Break down traditional barriers and silos

Development, operations, and security teams often operate within their own distinct bubbles, only interacting and communicating during hand-offs or when there are problems with a product. You have got to challenge the way these teams work together and how they work with the whole business. By forging clear feedback loops, you can craft better, more informed decisions quicker and at lower levels. You need to assemble cross-functional teams made up of exceptional and influential people from all areas to serve as evangelists of this change, imbued with the power to make decisions and take action. Designated security advocates are great conduits for this role and embedding them into cross-functional Agile teams is a good way to break through these respective bubbles and employ shift-left principles. Ideally, these advocates are actively involved in the software delivery pipeline to ensure security concerns are addressed as early as possible in the development life cycle. They can also assist in the triage of security bugs or vulnerabilities and help foster a “security mindset” by highlighting the importance of security across all areas of the business.
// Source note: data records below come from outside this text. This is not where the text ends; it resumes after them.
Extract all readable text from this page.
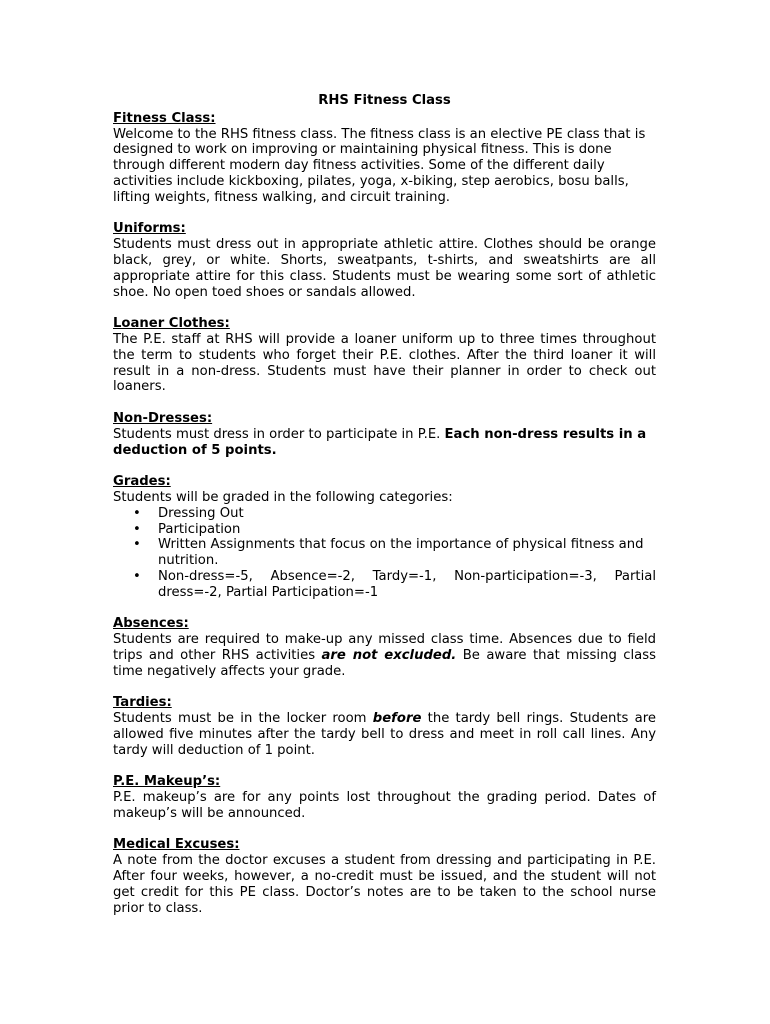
RHS Fitness Class

Fitness Class:

Welcome to the RHS fitness class. The fitness class is an elective PE class that is designed to work on improving or maintaining physical fitness. This is done through different modern day fitness activities. Some of the different daily activities include kickboxing, pilates, yoga, x-biking, step aerobics, bosu balls, lifting weights, fitness walking, and circuit training.

Uniforms:

Students must dress out in appropriate athletic attire. Clothes should be orange black, grey, or white. Shorts, sweatpants, t-shirts, and sweatshirts are all appropriate attire for this class. Students must be wearing some sort of athletic shoe. No open toed shoes or sandals allowed.

Loaner Clothes:

The P.E. staff at RHS will provide a loaner uniform up to three times throughout the term to students who forget their P.E. clothes. After the third loaner it will result in a non-dress. Students must have their planner in order to check out loaners.

Non-Dresses:

Students must dress in order to participate in P.E. Each non-dress results in a deduction of 5 points.

Grades:

Students will be graded in the following categories:

• Dressing Out
• Participation
• Written Assignments that focus on the importance of physical fitness and nutrition.
• Non-dress=-5, Absence=-2, Tardy=-1, Non-participation=-3, Partial dress=-2, Partial Participation=-1

Absences:

Students are required to make-up any missed class time. Absences due to field trips and other RHS activities are not excluded. Be aware that missing class time negatively affects your grade.

Tardies:

Students must be in the locker room before the tardy bell rings. Students are allowed five minutes after the tardy bell to dress and meet in roll call lines. Any tardy will deduction of 1 point.

P.E. Makeup’s:

P.E. makeup’s are for any points lost throughout the grading period. Dates of makeup’s will be announced.

Medical Excuses:

A note from the doctor excuses a student from dressing and participating in P.E. After four weeks, however, a no-credit must be issued, and the student will not get credit for this PE class. Doctor’s notes are to be taken to the school nurse prior to class.
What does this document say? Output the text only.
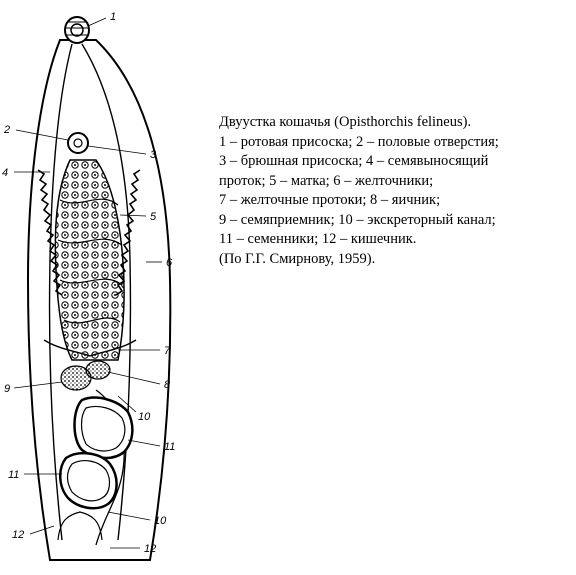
1
2
3
4
5
6
7
8
9
10
11
11
10
12
12
Двуустка кошачья (Opisthorchis felineus).
1 – ротовая присоска; 2 – половые отверстия;
3 – брюшная присоска; 4 – семявыносящий
проток; 5 – матка; 6 – желточники;
7 – желточные протоки; 8 – яичник;
9 – семяприемник; 10 – экскреторный канал;
11 – семенники; 12 – кишечник.
(По Г.Г. Смирнову, 1959).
Invest in training and professional growth

Bill Gates once said, “The moment you stop learning is also the one in which you will stop leading.” A stagnant leadership will nearly always beget a stagnant workforce. Technology transformation, including DevSecOps, begs for a strong head of the house, and requires that you train not only your change agents, but your executives, managers, and leaders as well. This ensures that the vision is set and properly disseminated throughout the organization, the appropriate actions are taken to drive the change, and the path for implementing the change is clearly communicated to the people in the organization. Additionally, your training strategy must be grounded in your business goals, policies, and standards for software development, operations, and security. Learning methods and channels must be elastic and adaptable. It is imperative that existing staff and new hires get the appropriate training and tools they need to do their jobs. Doing so will foster good development, operations, and security staff. Nurturing this kind of environment will allow the delivery of greater innovation, repeatable processes, higher quality, and more rapid release of secure software.